The two Spanish ‘doves’ found themselves on opposite sides of the war. Margarita Nelken was a Jewish intellectual – she translated Kafka into Spanish and made her living as an art critic. A prominent feminist, she lived with a penniless sculptor and later with a married businessman. Scarcely surprisingly, she was denounced by the anti-Semitic Catholic Right as a whore. As a socialist deputy in the Cortes, she was passionately concerned with the sufferings of her peasant constituents and their repression by the Civil Guard. She came to believe that only an armed revolution would remedy their distress. This was a grave error, since such an armed struggle was doomed to failure. She joined the Communist Party in the mistaken belief that they were revolutionaries. Already, on a visit to Russia, she had written, ‘life is good and joyful in the Soviet countryside.’ If she had felt that the socialists had neglected her talents, she was outshone in the Spanish Communist Party by the infinitely coarser Dolores Ibirruri, La Pasionaria, whose fiery speeches made her the female icon of the Party. Margarita felt contempt for party bureaucrats, but, like Nan, she did not make her views public.

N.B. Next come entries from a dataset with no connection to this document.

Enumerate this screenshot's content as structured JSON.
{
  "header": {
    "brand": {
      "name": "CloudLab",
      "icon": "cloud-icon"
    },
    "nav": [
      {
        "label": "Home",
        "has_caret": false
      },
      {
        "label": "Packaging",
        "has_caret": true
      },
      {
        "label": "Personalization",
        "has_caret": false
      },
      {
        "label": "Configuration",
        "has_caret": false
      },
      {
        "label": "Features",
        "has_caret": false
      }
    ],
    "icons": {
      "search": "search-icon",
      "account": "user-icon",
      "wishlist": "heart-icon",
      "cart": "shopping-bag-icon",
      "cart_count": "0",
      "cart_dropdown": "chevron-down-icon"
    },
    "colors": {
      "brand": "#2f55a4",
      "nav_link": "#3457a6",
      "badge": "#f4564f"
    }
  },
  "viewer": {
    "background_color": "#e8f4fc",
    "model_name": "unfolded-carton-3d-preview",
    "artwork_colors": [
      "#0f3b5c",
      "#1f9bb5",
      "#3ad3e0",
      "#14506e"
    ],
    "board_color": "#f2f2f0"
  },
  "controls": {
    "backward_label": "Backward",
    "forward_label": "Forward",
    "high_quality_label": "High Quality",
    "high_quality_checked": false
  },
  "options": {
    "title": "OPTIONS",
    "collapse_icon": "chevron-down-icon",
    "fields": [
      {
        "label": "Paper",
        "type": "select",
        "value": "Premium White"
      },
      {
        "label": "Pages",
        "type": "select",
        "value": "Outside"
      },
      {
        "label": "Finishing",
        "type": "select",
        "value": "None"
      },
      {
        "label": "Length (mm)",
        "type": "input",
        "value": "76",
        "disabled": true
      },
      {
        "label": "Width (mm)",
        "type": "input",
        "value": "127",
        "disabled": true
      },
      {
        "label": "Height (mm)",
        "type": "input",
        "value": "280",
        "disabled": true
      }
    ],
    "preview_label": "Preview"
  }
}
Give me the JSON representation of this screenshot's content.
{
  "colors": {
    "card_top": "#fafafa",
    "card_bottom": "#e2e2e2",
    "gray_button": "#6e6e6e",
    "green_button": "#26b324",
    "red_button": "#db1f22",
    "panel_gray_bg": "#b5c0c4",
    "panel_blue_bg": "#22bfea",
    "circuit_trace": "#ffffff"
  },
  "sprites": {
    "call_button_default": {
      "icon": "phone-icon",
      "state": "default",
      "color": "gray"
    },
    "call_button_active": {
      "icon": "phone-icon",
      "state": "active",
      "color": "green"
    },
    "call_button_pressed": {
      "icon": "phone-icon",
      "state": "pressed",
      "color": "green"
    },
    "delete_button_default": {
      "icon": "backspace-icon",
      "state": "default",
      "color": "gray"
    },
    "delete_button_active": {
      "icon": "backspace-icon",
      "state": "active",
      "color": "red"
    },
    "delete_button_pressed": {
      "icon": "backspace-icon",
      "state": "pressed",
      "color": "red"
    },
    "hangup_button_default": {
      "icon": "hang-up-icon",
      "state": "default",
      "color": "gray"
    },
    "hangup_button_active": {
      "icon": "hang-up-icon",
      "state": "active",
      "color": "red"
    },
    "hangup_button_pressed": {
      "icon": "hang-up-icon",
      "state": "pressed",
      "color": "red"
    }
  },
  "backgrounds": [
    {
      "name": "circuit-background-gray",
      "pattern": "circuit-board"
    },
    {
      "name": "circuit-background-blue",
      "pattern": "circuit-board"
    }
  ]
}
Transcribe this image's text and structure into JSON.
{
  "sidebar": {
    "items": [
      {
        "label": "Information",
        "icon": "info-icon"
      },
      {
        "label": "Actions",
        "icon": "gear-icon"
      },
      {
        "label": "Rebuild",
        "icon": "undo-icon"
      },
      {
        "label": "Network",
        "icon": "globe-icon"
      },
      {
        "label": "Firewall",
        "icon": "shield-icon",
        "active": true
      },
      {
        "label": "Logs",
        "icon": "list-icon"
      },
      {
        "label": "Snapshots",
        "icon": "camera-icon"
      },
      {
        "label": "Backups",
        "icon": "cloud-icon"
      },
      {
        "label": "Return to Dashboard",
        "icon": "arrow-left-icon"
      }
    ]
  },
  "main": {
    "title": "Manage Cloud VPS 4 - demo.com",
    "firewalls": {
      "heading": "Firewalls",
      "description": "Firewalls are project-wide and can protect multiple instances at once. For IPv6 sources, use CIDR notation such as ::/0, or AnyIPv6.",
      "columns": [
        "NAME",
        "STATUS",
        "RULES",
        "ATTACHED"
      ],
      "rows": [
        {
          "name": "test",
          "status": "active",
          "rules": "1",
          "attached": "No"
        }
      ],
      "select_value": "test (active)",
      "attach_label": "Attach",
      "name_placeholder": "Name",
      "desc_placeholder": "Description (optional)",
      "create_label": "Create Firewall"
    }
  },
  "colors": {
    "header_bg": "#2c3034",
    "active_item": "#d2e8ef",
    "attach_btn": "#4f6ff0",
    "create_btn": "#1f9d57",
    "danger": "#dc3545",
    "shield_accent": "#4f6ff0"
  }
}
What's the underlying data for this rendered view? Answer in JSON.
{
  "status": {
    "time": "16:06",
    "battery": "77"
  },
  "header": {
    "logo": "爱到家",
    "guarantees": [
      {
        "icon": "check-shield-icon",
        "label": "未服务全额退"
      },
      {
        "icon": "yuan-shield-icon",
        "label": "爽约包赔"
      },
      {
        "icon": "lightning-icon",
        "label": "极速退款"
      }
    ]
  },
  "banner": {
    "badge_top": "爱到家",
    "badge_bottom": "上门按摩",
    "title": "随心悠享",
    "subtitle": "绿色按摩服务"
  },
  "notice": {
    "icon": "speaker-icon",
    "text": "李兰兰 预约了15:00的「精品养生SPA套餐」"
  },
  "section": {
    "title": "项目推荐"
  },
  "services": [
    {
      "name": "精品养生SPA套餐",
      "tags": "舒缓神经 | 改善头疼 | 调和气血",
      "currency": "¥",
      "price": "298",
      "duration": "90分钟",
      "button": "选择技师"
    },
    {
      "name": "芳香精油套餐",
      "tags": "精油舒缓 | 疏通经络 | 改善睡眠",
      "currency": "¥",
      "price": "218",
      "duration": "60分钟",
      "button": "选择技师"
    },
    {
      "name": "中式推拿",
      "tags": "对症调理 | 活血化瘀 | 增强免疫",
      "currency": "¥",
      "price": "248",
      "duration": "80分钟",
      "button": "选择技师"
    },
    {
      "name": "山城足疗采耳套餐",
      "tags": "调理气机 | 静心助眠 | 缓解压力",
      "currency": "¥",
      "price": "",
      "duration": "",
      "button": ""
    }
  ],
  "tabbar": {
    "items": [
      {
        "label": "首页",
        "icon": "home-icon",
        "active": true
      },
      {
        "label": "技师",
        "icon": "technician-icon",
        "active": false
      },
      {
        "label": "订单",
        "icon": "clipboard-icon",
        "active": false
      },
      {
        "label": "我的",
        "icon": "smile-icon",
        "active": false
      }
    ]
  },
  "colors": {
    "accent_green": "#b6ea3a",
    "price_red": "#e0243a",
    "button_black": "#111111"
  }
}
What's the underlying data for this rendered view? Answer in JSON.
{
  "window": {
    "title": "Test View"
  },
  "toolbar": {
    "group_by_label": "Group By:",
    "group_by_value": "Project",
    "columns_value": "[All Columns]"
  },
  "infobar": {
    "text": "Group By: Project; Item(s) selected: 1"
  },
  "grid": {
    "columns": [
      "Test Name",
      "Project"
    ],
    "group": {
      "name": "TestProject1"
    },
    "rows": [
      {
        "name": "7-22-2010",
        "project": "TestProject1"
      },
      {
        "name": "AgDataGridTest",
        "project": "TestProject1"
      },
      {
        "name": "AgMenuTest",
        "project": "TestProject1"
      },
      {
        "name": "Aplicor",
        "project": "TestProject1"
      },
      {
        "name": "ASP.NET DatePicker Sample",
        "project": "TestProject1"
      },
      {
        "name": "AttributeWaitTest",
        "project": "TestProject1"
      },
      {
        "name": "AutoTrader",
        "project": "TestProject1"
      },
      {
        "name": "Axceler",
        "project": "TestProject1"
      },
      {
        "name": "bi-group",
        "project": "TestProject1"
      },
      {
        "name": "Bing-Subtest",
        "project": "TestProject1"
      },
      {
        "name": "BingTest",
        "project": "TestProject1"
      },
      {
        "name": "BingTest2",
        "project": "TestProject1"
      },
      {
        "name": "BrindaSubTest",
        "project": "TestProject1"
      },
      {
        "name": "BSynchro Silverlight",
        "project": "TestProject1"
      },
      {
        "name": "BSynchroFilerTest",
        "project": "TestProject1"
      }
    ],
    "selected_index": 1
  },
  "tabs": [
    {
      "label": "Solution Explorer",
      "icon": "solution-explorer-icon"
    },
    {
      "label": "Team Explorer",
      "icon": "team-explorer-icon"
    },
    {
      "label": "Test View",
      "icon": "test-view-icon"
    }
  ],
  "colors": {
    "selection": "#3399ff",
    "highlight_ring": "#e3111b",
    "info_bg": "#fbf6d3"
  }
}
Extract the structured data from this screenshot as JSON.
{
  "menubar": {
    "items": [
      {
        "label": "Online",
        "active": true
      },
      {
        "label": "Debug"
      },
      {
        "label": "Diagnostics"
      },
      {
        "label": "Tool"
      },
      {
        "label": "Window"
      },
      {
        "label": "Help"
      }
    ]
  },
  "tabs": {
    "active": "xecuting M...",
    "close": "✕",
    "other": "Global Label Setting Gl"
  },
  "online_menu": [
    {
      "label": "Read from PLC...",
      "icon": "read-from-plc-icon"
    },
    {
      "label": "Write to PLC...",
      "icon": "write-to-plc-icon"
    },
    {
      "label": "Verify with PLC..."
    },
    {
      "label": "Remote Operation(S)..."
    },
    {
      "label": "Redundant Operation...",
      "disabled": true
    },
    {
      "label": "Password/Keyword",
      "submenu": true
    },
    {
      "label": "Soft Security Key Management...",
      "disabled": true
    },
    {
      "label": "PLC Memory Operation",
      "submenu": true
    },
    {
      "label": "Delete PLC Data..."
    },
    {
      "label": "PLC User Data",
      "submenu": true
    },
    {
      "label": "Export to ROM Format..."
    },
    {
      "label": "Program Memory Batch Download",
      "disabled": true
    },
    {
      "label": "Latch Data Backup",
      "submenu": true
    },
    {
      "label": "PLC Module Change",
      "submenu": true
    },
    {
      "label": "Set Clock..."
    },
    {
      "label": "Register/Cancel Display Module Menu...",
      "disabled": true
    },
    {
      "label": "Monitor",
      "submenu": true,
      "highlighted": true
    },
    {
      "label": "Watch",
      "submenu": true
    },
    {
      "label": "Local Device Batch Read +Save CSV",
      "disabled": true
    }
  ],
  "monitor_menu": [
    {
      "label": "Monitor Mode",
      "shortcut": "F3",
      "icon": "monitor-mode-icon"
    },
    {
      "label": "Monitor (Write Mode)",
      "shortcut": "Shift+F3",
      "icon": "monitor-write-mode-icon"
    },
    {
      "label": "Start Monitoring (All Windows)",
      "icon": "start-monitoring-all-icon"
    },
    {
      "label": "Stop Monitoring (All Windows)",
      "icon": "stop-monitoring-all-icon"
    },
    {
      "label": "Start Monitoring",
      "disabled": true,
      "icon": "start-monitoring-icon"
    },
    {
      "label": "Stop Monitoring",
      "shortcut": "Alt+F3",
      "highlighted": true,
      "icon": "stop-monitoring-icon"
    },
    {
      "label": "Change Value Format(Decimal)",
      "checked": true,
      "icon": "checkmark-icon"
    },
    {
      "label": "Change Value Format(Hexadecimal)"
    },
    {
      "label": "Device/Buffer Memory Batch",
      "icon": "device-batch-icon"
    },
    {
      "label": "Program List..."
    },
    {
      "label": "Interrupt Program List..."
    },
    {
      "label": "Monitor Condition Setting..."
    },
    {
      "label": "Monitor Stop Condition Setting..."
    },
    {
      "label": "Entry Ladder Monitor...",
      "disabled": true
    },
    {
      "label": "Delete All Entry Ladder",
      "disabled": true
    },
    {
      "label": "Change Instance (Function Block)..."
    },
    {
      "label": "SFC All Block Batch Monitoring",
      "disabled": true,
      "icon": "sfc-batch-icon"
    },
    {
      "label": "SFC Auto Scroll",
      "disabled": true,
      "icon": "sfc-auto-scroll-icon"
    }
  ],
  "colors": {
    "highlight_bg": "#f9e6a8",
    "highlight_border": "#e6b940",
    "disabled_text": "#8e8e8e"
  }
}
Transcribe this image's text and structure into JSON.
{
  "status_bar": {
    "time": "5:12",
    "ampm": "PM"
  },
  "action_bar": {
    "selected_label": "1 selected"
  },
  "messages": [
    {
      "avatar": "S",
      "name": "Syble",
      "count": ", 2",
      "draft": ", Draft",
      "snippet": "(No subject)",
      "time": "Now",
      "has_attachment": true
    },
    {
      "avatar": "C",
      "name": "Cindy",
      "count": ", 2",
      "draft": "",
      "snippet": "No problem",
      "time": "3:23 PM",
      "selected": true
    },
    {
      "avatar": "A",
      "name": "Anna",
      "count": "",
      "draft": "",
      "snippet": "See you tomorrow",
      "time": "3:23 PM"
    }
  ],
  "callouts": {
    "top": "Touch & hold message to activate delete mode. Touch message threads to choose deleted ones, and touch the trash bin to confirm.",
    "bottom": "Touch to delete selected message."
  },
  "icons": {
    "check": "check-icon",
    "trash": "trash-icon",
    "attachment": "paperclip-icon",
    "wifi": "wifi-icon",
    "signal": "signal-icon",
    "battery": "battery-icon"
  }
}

She was a devoted mother, whose grief at the death of her son on the Russian front destroyed her and makes painful reading. Perhaps she could not bring herself publicly to criticise the Soviet Union, in whose soil her son was buried. Whereas Margarita was a Jew and violently anticlerical, Mercedes Sanz-Bachiller came from a family of Castilian landowners and was a practising Catholic, as was her husband, Onésimo Redondo. As early as 1932, he had written ‘the war is getting nearer, the situation of violence is inevitable’, and he set about fomenting it in the street fights in Valladolid between the fascistoid Falange, which he had joined, and the Socialists. Onésimo was killed i n the first days o f the war. Mercedes did not retire into the widowhood of a Nationalist hero. Troubled by the fate of orphans, whether their fathers were fighting at the Nationalist front or victims of Francoist executions, she set about creating from nothing the most important welfare organisation of the nascent Francoist state.

Inevitably she was caught up in the factional feuds of the Falange that broke out after the execution by the Republicans of its leader, José Antonio Primo de Rivera. Preston’s detailed account of the poisoned atmosphere of the faction fights is a major contribution to the internal history of wartime Francoism. Onésimo the radical and man of violence had seemed suspect to the clique that surrounded ‘aristocratic’ José Antonio and his sister Pilar, who saw herself as José Antonio’s political heir. She strove to bring Mercedes’s now vast welfare organisation under her control. This clash of principles concealed a conflict of personalities. Mercedes was sexually attractive and believed that women should play an independent role. Pilar was a virginal icon who believed that women after the war should go back to their traditional role as wives and mothers. In their long struggle, Pilar won out. In the asphyxiating atmosphere of early postwar Francoism, Mercedes was honoured, but her achievements were written out of Falangist history. Wars give women a prominent and unaccustomed role. But as in Britain after 1919, in Spain after 1939 it proved to have been a photo opportunity rather than a feminist triumph. Academic feminist historians tend to be theorists. Preston is not a theorist; he may believe, like Proust, that theorists are out of touch with reality, the mess and complexity of human existence. This book is eminently readable – narrative history at its best.